Additional Climbing Gear
- Chalk Chalk is used to keep your fingers and palms dry so you can grip different surfaces with less difficulty. A chalk bag with drawstring closure and waist clip is ideal for first time climbers. Some climbing gyms may require chalk balls over lose chalk, so make sure to check your local gym requirements/expectations when purchasing your first setup.
- Harness You may start with bouldering because of its minimalist nature, and some people stay in bouldering and can push those bouldering levels higher and higher. But most people will also want to try out sport climbing at some point, which is when you'll need a harness. Most harnesses offer the same basic features and the specifics won’t matter too much until you expand your climbing to include additional equipment. For now your main concern should be fit and comfort.
- Belay A belay device is essential for climbing safety, it acts as a brake on the climbing rope by applying friction to it. The device, in conjunction with the belayer's "brake hand" (which locks off the free end of the rope), helps keep tension on the rope and protects the climber on the other end. Some people prefer the friction of a pure cylinder belay device such as the Arc Belay Device from Cypher. Others prefer a smoother braking side that's tapered, such as the Black Diamond Pilot or Big Air XP. If you begin trad or multi-pitch climbing, you'll need a guide-style belay device, such as Black Diamond's ATC Guide or ATC Alpine Guide, so that you can clip into the device when belaying from above.

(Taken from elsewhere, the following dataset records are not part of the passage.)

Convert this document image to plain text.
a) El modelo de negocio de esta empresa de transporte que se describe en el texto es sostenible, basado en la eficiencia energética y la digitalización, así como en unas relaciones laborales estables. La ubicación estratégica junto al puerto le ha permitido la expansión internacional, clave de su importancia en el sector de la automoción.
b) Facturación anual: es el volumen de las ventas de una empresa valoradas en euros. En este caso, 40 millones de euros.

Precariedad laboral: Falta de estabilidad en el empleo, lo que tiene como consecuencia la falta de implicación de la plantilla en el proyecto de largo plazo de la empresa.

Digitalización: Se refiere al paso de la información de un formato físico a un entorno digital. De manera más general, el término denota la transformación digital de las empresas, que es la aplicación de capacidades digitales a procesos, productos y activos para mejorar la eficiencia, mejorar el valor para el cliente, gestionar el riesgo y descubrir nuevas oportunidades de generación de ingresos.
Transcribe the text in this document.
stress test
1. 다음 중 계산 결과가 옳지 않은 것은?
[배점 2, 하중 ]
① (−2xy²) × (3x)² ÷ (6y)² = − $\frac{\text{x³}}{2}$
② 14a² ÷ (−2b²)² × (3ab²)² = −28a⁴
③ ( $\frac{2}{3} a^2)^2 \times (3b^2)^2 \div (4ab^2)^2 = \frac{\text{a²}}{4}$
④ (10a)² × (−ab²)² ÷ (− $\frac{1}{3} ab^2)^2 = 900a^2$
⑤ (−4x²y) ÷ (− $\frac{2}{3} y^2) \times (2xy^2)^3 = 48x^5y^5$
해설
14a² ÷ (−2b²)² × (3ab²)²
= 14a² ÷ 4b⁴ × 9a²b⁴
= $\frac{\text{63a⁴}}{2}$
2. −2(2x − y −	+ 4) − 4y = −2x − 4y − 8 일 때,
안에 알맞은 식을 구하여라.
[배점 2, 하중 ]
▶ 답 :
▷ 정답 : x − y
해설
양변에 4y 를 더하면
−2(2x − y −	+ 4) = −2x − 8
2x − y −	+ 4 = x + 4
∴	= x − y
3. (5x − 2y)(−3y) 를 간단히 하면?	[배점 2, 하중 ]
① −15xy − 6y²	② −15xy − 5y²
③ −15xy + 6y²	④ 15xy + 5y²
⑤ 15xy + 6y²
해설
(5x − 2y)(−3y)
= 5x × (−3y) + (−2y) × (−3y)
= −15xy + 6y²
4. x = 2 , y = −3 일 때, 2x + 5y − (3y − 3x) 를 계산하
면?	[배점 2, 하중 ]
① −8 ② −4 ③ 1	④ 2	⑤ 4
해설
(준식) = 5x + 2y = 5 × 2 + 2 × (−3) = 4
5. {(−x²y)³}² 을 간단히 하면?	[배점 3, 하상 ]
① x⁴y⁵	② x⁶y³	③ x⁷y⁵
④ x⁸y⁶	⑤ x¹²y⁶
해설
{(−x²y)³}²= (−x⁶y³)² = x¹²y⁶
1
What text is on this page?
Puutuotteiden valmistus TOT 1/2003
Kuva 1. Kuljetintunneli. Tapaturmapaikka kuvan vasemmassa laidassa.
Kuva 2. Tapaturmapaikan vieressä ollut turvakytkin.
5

- Helmet Like most outdoor sports, a helmet is there to protect against any unforeseen dangers. In climbing these can include event such as falling rocks, hitting your head on an overhang, or even being whipped into a wall when lead climbing. The primary distinctions with helmets are use and weight, and for first time climbers we’d recommend a vented helmet with adjustable capabilities and a foam liner. The Black Diamond Half Dome is a great, low-cost helmet built mostly for protecting against rock-fall. A soft-shelled helmet like the Edelrid Shield II protects against rockfall on the top of the head, but also wraps the side of the head for when you get whipped sideways against the wall while lead climbing.